Where Claude adds value: precisely the interpretive layer that MT doesn’t reach. Given the Sanskrit, multiple human translations, and a specific analytical question, Claude can navigate the philosophical terrain, compare traditions, and identify the fault lines in the translation choices. This is synthesis, not translation.

The best pipeline is: MITRA for base translation, semantic similarity for evaluation, Claude for interpretation and comparison. Neither replaces the others.


What This Research Area Is

I started this series because I grew up with these texts as sound before I understood them as language. Sanskrit prayers at dawn, Pali chants occasionally woven in. Now I work in machine learning, and the question I kept returning to was: what do our best models actually understand when they process these texts?

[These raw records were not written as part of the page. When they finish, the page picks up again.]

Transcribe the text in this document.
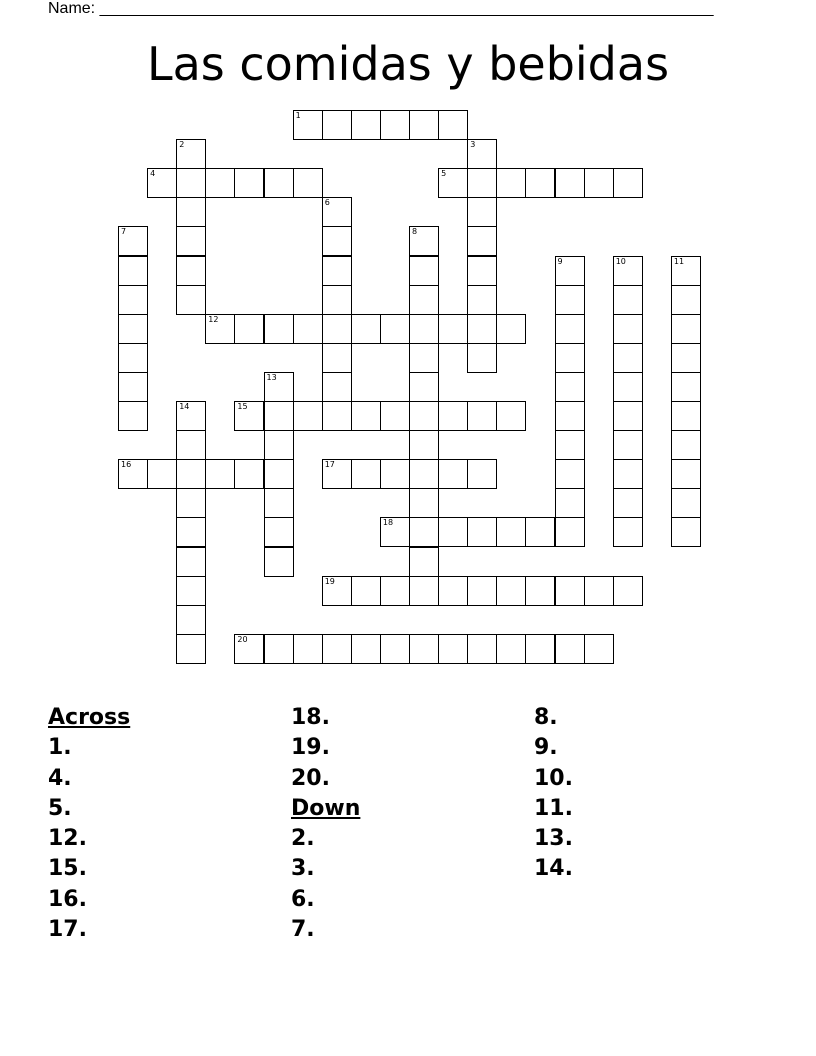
Name: _____________________________________________________________________
Las comidas y bebidas
1
2	3
4	5
6
7	8
9	10	11
12
13
14	15
16	17
18
19
20
Across
1.
4.
5.
12.
15.
16.
17.
18.
19.
20.
Down
2.
3.
6.
7.
8.
9.
10.
11.
13.
14.
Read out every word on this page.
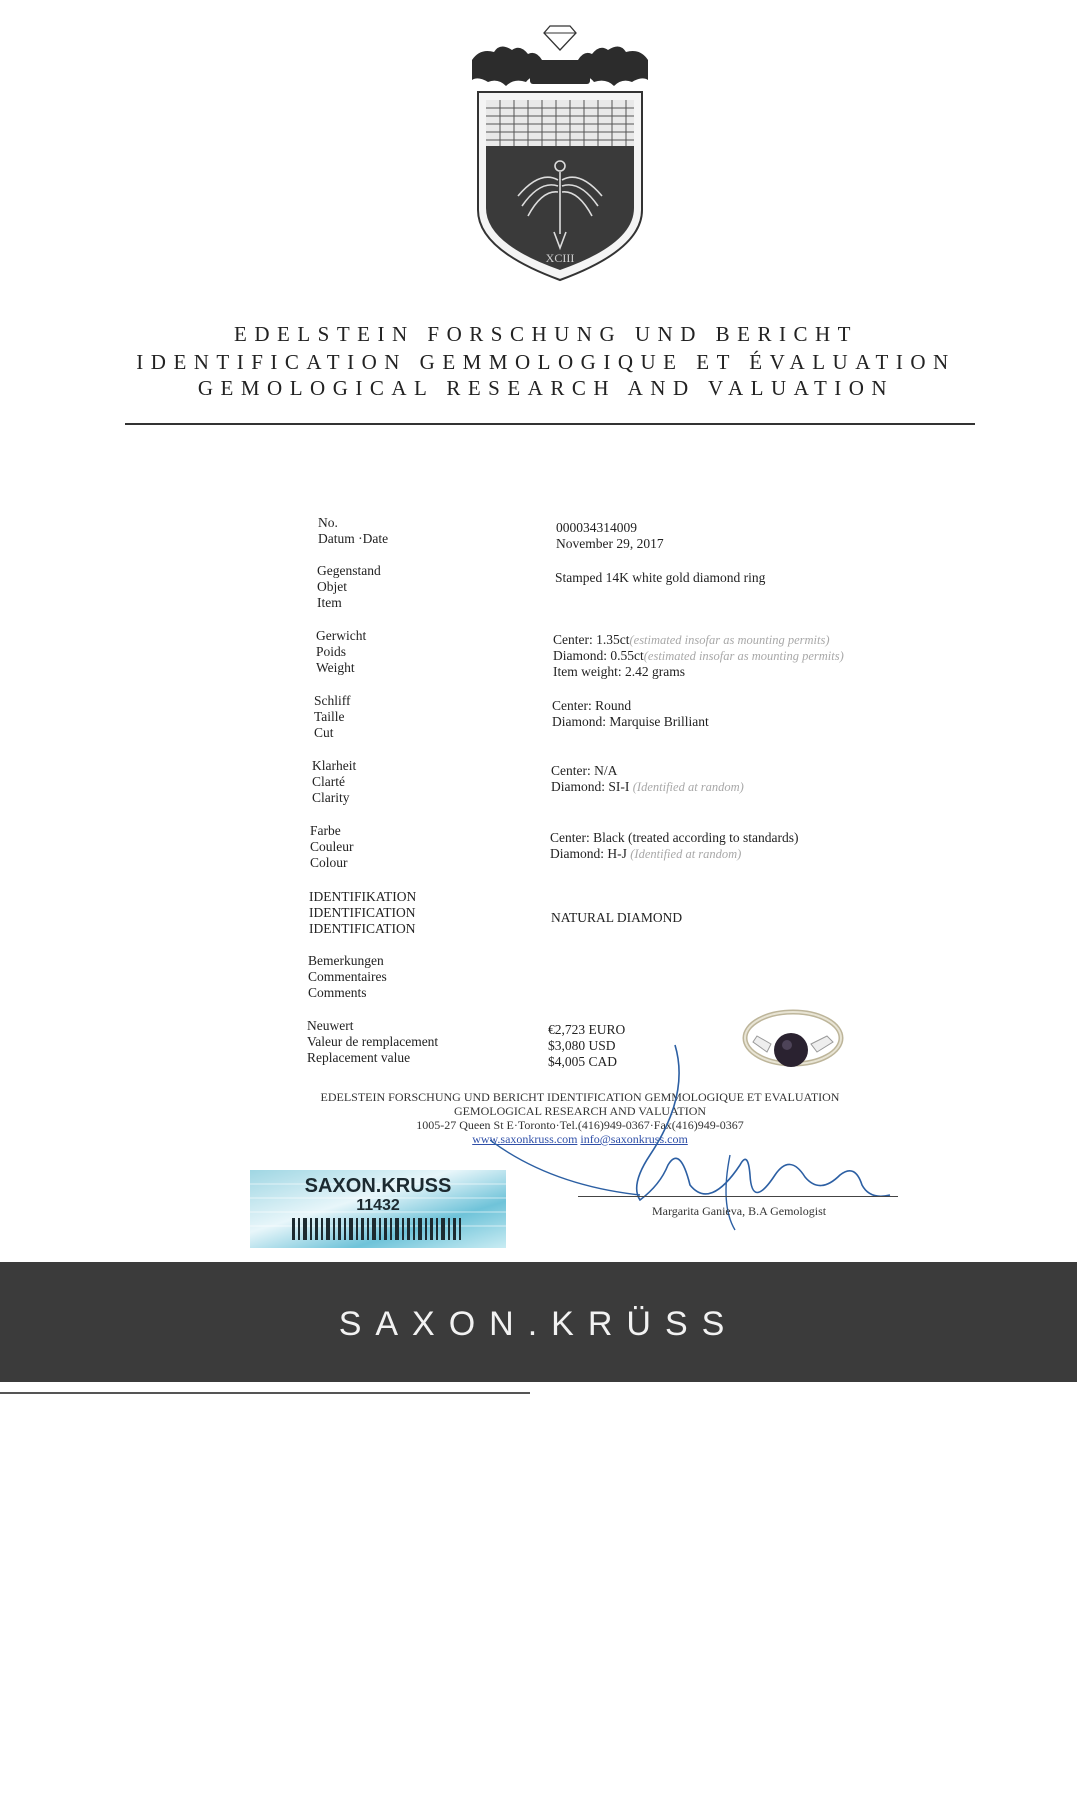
XCIII
EDELSTEIN FORSCHUNG UND BERICHT
IDENTIFICATION GEMMOLOGIQUE ET ÉVALUATION
GEMOLOGICAL RESEARCH AND VALUATION
No.
Datum ·Date
000034314009
November 29, 2017
Gegenstand
Objet
Item
Stamped 14K white gold diamond ring
Gerwicht
Poids
Weight
Center: 1.35ct(estimated insofar as mounting permits)
Diamond: 0.55ct(estimated insofar as mounting permits)
Item weight: 2.42 grams
Schliff
Taille
Cut
Center: Round
Diamond: Marquise Brilliant
Klarheit
Clarté
Clarity
Center: N/A
Diamond: SI-I (Identified at random)
Farbe
Couleur
Colour
Center: Black (treated according to standards)
Diamond: H-J (Identified at random)
IDENTIFIKATION
IDENTIFICATION
IDENTIFICATION
NATURAL DIAMOND
Bemerkungen
Commentaires
Comments
Neuwert
Valeur de remplacement
Replacement value
€2,723 EURO
$3,080 USD
$4,005 CAD
EDELSTEIN FORSCHUNG UND BERICHT IDENTIFICATION GEMMOLOGIQUE ET EVALUATION
GEMOLOGICAL RESEARCH AND VALUATION
1005-27 Queen St E·Toronto·Tel.(416)949-0367·Fax(416)949-0367
www.saxonkruss.com info@saxonkruss.com
Margarita Ganieva, B.A Gemologist
SAXON.KRUSS
11432
SAXON.KRÜSS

The answer is: more than I expected, and less than the texts deserve.

The morphological analysis, the topic modeling, the cross-lingual comparison — all of it traces the outer shape of something that has engaged some of the finest human minds across three thousand years. The data finds real structure. The translation models produce useful output. The LLMs can reason about the philosophical content at a level that’s genuinely helpful.

But the texts themselves — the Rigveda’s fire hymns, the Buddha’s discourses, the Gita’s dialogue on action and liberation — those aren’t primarily data. They’re arguments about how to live. The NLP pipeline is a lens, not a replacement for reading.

My grandmother knew that. She wasn’t interested in what topic model would find in the Hanuman Chalisa. She was interested in what it said.

I’m trying to hold both things at once.


Code for all five phases of this series is available in the sanskrit-nlp repository. Corpora: SuttaCentral, GRETIL, Itihasa (HuggingFace: rahular/itihasa), MITRA (arXiv 2601.06400).